Jane Straughter still helped around the house but would scarcely look at me. Seeing Jane and Frank together, I wondered if she ever thought about Henry Short, and one day, drinking in my corner, I asked just for the fun of it if she still missed him. Jane came around on me so fast that I threw my hand up, thinking she might fly straight for my eyes. In her distress, she had gone so pale that the tiny freckles in that delicate skin beneath her eyes stood out in points.

When I give in to that urge to stir up trouble, there comes an even stronger urge to drink more and behave worse. Jane’s fiery ways, so different from Kate Edna’s, hit me almost as hard as in the past, and before I knew it, I had grasped her wrist and told her fervently how pretty she looked and how very much I needed her. Still in my grasp, she gazed out the window at my wife, sailing across the sunshined yard, pinning up washing. “Supposin I was to tell Mis Kate what was done to a young virgin girl at Chatham Bend?” she whispered. “Supposin I told your black man what his boss was up to?”

Releasing her, I banged my chair down hard. “Missy,” I said, “I don’t like threats, remember?”

Jane retreated into nigger talk as quick as our house lizard changes from leaf green to dry stick brown. “I’se sorry, Mist’ Edguh, I sho’ doan mean to go threatnin nothin, nosuh.” And she ran out, sobbing. After that, she stayed mostly out of sight.

A few weeks later, I was cleaning up for supper when Kate Edna sent Jane out to the well with some hot water and a towel. When I asked how she was enjoying married life, she splashed hot water roughly into my blue basin. “Long time ago, back yonder in the Islands, you ast me how a light-skinned gal might feel, passin for white. You kin ast me now how that same gal feels, passin for black.”

COMMISSIONER D. M. TOLEN

When our paths crossed, Mike Tolen looked right past me. Even when I greeted him, he never spoke. Mike understood why others might have wished to kill his brother, and perhaps by now he had lost some of his lust for justice, but sooner or later, Cox’s big mouth would force him toward revenge. In this very dangerous situation, I warned Leslie to shut up. It was too late.

One day in Fort White, in the Terry store, Mike burst out, yes, he knew who had killed his brother, and no, he did not aim to let the matter die. But in truth, what could he do? He knew better than to challenge me in a fair fight and could not pick me off through those high windows of my house even if he got past my dogs. Mike’s only choice was to waylay his suspects, one at a time. And knowing how unlikely it was that those suspects would wait for that to happen, he would have to act as soon as possible, for his own safety, before someone repeated what he’d said in Terry’s store. But of course we had heard already and he knew that, too.

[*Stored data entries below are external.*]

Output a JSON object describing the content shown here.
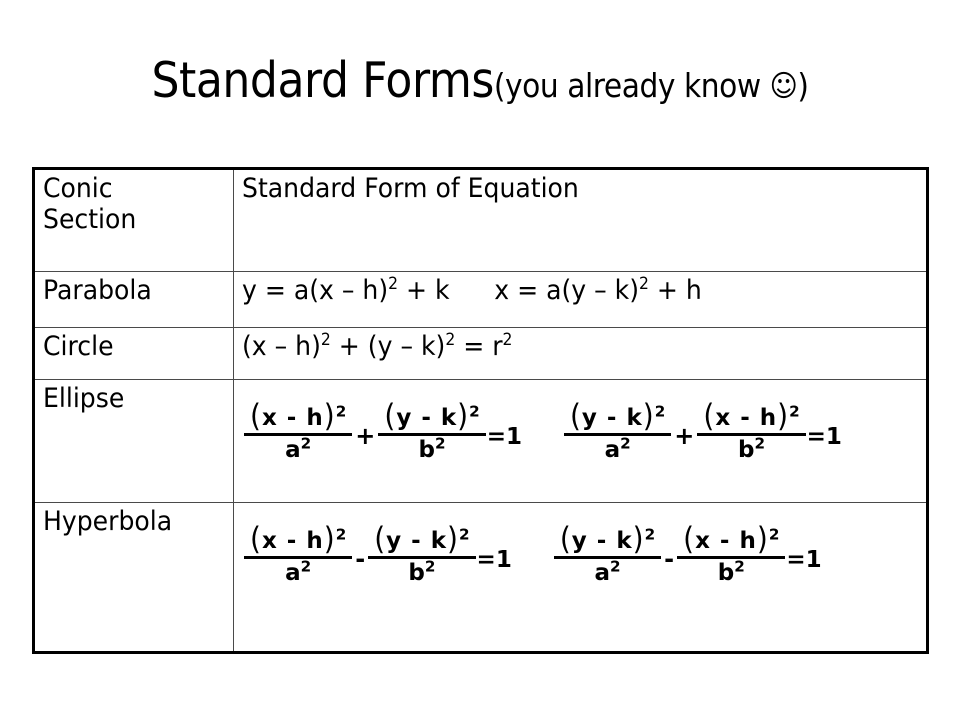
{
  "slide": {
    "title": {
      "main": "Standard Forms",
      "sub": "(you already know ",
      "smiley": "☺",
      "sub_close": ")"
    }
  },
  "table": {
    "headers": {
      "col1": "Conic\nSection",
      "col2": "Standard Form of Equation"
    },
    "rows": [
      {
        "label": "Parabola",
        "type": "text",
        "equation_1": "y = a(x – h)",
        "equation_1_sup": "2",
        "equation_1_tail": " + k",
        "equation_2": "x = a(y – k)",
        "equation_2_sup": "2",
        "equation_2_tail": " + h"
      },
      {
        "label": "Circle",
        "type": "text",
        "equation_1": "(x – h)",
        "equation_1_sup": "2",
        "equation_1_mid": " + (y – k)",
        "equation_1_sup2": "2",
        "equation_1_tail": " = r",
        "equation_1_sup3": "2"
      },
      {
        "label": "Ellipse",
        "type": "fraction",
        "eq1": {
          "f1_num_open": "(",
          "f1_num_body": "x  -  h",
          "f1_num_close": ")",
          "f1_num_sup": "2",
          "f1_den": "a",
          "f1_den_sup": "2",
          "operator": "+",
          "f2_num_open": "(",
          "f2_num_body": "y  -  k",
          "f2_num_close": ")",
          "f2_num_sup": "2",
          "f2_den": "b",
          "f2_den_sup": "2",
          "result": "=1"
        },
        "eq2": {
          "f1_num_open": "(",
          "f1_num_body": "y  -  k",
          "f1_num_close": ")",
          "f1_num_sup": "2",
          "f1_den": "a",
          "f1_den_sup": "2",
          "operator": "+",
          "f2_num_open": "(",
          "f2_num_body": "x  -  h",
          "f2_num_close": ")",
          "f2_num_sup": "2",
          "f2_den": "b",
          "f2_den_sup": "2",
          "result": "=1"
        }
      },
      {
        "label": "Hyperbola",
        "type": "fraction",
        "eq1": {
          "f1_num_open": "(",
          "f1_num_body": "x  -  h",
          "f1_num_close": ")",
          "f1_num_sup": "2",
          "f1_den": "a",
          "f1_den_sup": "2",
          "operator": "-",
          "f2_num_open": "(",
          "f2_num_body": "y  -  k",
          "f2_num_close": ")",
          "f2_num_sup": "2",
          "f2_den": "b",
          "f2_den_sup": "2",
          "result": "=1"
        },
        "eq2": {
          "f1_num_open": "(",
          "f1_num_body": "y  -  k",
          "f1_num_close": ")",
          "f1_num_sup": "2",
          "f1_den": "a",
          "f1_den_sup": "2",
          "operator": "-",
          "f2_num_open": "(",
          "f2_num_body": "x  -  h",
          "f2_num_close": ")",
          "f2_num_sup": "2",
          "f2_den": "b",
          "f2_den_sup": "2",
          "result": "=1"
        }
      }
    ]
  },
  "colors": {
    "background": "#ffffff",
    "text": "#000000",
    "table_outer_border": "#000000",
    "table_inner_border": "#4a4a4a"
  }
}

I felt sorry for Mike because he had no way out. He had no experience or skill with arms and was therefore no match for Cox and Watson, separately or together.

Leaving the commissary, I took Mike’s elbow. I had no quarrel with him, I murmured, but because he had made threats, I had to warn him of the consequences of talking dangerously. He said, “I am not talking dangerously. Who gave you that idea?” And I said, “Just about everybody, Mike. You are talking too much and you are painting us into a corner.” “Is that a threat?” he demanded. “You know exactly what it is,” I told him. But he had nowhere to turn, I didn’t either, we were trapped. “I’m sorry,” I said, “but you’d best leave this county and go home to Georgia.”